Karen Evans, OMB's administrator of e-government and technology, said at a luncheon Thursday that it is important for people to understand the difference between the high-risk list, which contains a set of high-priority IT projects, and the management watch list, which is a compilation of IT investments that don't meet a series of standards.

"If you're on the high-risk list, it doesn't mean that the project is at risk as in … the agency is failing," Evans said. "It means that there are things that are happening within that particular project … and you need to make sure that senior leadership is aware of it."

Also, the high-risk list, established in August 2005, relates to the execution of specific projects. The management watch list, in contrast, is meant to help oversee the planning of IT investments going through the budget process and was established under the authority of the 1996 Clinger-Cohen Act.

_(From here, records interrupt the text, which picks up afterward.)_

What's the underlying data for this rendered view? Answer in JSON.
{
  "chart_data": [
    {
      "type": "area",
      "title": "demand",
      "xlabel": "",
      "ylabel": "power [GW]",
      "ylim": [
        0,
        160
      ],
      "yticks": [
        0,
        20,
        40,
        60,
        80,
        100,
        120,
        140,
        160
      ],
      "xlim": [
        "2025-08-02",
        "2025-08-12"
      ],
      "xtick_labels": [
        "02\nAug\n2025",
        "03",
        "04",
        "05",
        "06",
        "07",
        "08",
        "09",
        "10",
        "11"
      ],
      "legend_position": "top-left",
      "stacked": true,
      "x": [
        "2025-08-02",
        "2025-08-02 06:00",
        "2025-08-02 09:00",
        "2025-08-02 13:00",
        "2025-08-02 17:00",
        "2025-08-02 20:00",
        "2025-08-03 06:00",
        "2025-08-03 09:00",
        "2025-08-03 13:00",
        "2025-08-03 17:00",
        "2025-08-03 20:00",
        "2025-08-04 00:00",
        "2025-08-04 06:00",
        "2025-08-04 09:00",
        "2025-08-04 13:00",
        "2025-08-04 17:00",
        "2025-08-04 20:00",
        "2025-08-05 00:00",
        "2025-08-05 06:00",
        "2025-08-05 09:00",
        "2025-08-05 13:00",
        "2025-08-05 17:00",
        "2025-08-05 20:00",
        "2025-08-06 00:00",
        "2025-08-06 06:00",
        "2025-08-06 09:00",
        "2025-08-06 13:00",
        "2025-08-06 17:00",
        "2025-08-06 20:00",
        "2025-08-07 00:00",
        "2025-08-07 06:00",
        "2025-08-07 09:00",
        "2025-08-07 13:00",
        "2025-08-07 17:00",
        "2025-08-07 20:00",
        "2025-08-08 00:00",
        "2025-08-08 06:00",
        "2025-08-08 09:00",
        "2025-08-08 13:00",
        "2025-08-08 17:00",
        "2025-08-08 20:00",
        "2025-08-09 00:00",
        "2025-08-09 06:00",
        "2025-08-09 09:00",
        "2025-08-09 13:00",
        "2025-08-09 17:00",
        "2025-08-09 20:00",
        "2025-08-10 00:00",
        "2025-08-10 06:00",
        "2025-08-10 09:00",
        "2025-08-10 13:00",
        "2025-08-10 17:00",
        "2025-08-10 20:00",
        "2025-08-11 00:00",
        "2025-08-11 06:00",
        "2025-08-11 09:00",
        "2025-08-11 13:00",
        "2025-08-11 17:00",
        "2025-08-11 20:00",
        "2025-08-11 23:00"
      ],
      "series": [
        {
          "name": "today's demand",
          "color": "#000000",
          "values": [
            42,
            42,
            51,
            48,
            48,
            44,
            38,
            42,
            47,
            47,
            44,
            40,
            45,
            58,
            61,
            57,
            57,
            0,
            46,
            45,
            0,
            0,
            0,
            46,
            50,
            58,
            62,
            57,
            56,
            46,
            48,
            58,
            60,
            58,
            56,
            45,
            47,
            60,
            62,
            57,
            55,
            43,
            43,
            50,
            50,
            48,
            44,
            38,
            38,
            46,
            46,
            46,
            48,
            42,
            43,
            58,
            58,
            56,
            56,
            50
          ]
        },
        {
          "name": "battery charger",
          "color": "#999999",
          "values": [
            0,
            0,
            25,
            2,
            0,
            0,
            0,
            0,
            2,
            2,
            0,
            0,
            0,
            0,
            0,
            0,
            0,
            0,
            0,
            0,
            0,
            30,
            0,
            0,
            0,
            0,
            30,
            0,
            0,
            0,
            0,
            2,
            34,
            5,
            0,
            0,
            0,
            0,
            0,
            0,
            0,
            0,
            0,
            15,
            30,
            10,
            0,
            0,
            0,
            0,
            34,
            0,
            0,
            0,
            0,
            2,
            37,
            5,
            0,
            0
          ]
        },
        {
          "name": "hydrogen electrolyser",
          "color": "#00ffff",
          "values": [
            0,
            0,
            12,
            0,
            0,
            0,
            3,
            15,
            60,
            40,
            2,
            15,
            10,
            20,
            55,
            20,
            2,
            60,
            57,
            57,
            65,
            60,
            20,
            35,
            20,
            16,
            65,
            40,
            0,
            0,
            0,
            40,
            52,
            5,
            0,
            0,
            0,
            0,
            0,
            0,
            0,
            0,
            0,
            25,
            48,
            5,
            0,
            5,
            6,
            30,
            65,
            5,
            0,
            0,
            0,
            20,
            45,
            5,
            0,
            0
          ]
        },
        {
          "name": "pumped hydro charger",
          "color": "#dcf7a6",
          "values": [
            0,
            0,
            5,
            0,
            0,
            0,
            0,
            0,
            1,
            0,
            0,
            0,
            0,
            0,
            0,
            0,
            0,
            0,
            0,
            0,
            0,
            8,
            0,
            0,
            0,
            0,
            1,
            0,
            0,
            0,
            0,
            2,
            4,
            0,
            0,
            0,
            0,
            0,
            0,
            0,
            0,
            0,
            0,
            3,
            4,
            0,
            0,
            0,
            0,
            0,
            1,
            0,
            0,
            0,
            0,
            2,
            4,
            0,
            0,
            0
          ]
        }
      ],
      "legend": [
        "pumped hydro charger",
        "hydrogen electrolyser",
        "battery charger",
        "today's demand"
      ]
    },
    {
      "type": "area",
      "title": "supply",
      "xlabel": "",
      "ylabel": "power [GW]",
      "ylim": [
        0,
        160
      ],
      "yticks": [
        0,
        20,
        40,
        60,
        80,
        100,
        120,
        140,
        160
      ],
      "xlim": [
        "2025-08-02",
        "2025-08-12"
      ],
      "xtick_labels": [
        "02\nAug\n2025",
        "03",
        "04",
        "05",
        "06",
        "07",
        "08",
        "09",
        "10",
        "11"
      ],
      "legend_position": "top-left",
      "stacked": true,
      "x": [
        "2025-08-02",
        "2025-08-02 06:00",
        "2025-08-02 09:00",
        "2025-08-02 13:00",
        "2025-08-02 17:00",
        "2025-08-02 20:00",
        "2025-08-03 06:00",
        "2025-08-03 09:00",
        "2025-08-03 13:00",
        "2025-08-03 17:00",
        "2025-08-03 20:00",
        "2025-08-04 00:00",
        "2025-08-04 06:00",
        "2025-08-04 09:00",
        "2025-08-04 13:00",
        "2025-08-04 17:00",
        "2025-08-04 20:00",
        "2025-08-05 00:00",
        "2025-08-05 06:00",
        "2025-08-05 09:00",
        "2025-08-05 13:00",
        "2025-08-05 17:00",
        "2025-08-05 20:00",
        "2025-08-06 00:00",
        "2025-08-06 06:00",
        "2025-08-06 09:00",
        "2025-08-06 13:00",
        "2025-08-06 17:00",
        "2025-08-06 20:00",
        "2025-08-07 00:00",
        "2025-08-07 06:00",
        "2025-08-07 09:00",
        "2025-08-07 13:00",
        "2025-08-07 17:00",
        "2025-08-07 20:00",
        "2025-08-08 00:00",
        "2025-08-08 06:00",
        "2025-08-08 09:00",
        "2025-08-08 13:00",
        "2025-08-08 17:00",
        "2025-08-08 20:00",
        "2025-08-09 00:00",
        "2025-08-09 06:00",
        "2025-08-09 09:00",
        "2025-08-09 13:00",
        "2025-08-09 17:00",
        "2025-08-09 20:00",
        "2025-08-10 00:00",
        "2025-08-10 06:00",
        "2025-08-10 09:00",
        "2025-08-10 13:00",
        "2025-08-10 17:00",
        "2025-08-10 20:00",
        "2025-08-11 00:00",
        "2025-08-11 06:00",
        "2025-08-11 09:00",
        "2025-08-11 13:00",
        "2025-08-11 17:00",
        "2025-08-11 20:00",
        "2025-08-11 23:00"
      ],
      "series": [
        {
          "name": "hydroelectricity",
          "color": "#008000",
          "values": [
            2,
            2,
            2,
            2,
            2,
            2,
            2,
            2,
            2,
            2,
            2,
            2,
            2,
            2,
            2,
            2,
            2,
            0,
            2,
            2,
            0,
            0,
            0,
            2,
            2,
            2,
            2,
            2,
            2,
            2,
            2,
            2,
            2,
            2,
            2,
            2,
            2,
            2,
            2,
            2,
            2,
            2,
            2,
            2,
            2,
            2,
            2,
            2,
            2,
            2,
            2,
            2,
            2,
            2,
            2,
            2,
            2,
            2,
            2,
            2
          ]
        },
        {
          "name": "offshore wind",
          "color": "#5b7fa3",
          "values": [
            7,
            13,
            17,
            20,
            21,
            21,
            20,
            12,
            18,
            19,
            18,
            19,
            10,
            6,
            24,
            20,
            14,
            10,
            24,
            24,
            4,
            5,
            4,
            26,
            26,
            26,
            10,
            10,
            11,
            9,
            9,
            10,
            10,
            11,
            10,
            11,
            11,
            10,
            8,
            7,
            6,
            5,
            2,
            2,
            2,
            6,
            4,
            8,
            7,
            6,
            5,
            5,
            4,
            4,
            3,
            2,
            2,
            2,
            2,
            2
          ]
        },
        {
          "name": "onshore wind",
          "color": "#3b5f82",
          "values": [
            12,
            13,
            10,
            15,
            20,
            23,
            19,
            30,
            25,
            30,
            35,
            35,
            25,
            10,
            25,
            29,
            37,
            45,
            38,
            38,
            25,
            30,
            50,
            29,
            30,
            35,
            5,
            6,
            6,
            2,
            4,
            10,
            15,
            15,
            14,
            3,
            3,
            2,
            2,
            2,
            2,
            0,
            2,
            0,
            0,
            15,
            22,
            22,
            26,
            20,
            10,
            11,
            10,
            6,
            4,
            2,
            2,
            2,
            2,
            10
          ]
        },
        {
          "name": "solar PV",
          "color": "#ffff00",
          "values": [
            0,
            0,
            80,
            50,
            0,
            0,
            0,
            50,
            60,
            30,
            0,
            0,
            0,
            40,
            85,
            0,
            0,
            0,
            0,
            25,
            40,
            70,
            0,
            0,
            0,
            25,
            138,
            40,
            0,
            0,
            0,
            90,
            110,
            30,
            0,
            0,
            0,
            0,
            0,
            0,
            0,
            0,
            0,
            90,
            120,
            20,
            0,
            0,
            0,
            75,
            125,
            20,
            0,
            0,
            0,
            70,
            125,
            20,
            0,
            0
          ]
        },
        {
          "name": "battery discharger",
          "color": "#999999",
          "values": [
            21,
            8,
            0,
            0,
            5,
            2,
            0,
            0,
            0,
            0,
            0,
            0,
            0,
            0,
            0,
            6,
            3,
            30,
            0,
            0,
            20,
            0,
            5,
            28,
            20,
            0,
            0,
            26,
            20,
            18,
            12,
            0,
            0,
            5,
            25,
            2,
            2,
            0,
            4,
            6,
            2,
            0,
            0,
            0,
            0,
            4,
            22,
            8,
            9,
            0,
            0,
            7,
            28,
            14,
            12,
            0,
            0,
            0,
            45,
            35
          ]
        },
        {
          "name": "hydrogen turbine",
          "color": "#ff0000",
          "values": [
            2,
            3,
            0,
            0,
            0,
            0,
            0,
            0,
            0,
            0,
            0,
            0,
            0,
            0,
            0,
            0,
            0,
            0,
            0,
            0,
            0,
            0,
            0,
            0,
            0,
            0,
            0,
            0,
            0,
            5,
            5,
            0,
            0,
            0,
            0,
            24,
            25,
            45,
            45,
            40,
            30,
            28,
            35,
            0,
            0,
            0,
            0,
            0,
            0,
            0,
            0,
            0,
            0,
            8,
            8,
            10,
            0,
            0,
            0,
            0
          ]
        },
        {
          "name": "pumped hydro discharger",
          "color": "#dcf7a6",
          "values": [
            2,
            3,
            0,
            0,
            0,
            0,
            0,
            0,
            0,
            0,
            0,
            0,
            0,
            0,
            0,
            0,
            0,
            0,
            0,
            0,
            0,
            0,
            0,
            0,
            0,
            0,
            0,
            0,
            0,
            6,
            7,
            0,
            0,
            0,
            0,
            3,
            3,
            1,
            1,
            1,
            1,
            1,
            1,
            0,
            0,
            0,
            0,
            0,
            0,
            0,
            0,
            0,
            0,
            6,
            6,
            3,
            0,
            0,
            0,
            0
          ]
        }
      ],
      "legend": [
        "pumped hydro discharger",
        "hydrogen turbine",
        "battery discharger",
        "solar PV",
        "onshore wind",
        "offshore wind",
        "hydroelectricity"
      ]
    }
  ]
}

Agency officials can make suggestions for projects that need to be on the high-risk list, but OMB ultimately sets the final list. Evans said the 25 e-government projects and the lines of business initiative to make IT systems more efficient are on the high-risk list because of their complex nature and ripple effect across the government.

"[They] have a lot of risk associated with them, and it takes management at the highest level to ensure their success," Evans said. "I don't want the focus to be, 'I'm on the list. I need to be off the list.' It's not a bad thing to be on the high-risk list."

Evans said earlier this month that if a list of the high-risk projects is published, agencies could edge away from providing "good quality information" in an attempt to avoid being on the list.

The published list will not include justifications explaining why the projects are on it. But Evans said the reasons are fairly obvious, and in some cases, publicly available elsewhere.

The Government Accountability Office called for the publication of the list in a July report, stating that OMB lacked consistent criteria for placing projects on it. The document contains 226 IT projects totaling about $6.4 billion, or 10 percent of the government's proposed $64 billion IT budget for fiscal 2007.

A more structured process for adding and removing projects and a single aggregated list of the high-risk projects is needed to keep Congress up to date on progress, the GAO report stated.

Evans said at the time that an aggregate list is not necessary because the list's intent is for agencies to focus on the execution and performance of the projects. Adopting a consistent process for updating the list limits agencies' flexibility, she said.

At a Sept. 7 Senate Homeland Security and Governmental Affairs Subcommittee on Federal Financial Management, Government Information and International Security hearing, Evans backed off her previous position on publishing the list, and said her office would compile it for the subcommittee's chairman, Sen. Tom Coburn, R-Okla.

A spokesman for Coburn said the subcommittee received the information Thursday and that the senator is pleased OMB is putting the list online.